A state inspection there in June 2005 found that "significant corrections" were needed in quality of care.
In April 2006, another inspection showed problems in administration and residents' rights were so serious that the state rated Williamsville Suburban as placing residents' lives and health in "immediate jeopardy." A $1,000 fine was imposed two months later. Sobon left in July 2006 -- of his own accord, he said in an interview Friday.
Lewis said that Schobert and O'Connor "think highly" of Sobon."
"I want to see that in writing," Virtuoso said.
Meanwhile, Lewis said the county's application for state aid to pay for Mount View closure costs will probably be submitted Thursday. He said that it will be a "substantial" request and predicted that "people will make a big thing out of it."

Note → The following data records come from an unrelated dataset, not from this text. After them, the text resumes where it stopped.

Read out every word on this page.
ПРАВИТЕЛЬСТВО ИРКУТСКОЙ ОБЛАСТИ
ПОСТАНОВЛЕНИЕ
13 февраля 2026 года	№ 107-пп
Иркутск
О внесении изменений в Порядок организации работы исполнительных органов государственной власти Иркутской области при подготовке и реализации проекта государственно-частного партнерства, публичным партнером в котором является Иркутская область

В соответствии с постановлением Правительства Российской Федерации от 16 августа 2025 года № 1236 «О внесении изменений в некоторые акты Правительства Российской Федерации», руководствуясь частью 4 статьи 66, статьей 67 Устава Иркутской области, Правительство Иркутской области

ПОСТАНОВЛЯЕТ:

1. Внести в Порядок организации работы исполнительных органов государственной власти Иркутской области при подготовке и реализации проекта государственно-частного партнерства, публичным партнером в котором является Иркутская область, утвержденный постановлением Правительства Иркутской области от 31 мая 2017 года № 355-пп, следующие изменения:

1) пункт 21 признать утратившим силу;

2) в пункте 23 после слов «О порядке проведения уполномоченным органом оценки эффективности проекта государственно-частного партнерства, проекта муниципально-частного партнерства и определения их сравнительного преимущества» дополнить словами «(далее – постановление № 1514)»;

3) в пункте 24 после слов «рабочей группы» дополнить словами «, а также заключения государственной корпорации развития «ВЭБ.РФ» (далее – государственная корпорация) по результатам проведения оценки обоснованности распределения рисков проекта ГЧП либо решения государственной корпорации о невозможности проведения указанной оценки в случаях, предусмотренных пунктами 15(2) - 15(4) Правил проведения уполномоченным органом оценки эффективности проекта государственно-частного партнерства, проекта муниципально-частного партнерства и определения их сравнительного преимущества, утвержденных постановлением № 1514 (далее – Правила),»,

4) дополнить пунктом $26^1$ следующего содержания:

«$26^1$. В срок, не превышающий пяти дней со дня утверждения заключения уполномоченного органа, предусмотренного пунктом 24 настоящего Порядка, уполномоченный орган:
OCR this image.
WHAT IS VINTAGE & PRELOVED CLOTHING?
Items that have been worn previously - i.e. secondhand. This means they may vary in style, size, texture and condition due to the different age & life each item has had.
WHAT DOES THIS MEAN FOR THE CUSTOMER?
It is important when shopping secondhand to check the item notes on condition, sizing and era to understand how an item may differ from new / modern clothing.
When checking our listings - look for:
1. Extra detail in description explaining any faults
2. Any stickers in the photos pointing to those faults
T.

But the county manager said he is going to request every sort of aid he can think of because this is the county's only chance to apply for such a grant. "We won't get what we ask for. Nobody will," he said. "Then we'll work like the devil to reduce our expenditures."
Lewis also said he will probably recommend that the county sell the real estate at Mount View. He said that it is not a good choice for a new county office campus because there is not enough road access. It would not be a good choice for the new county highway garage, he said, because the area is too residential and residents there have complained about big trucks going to the nearby Delphi plant.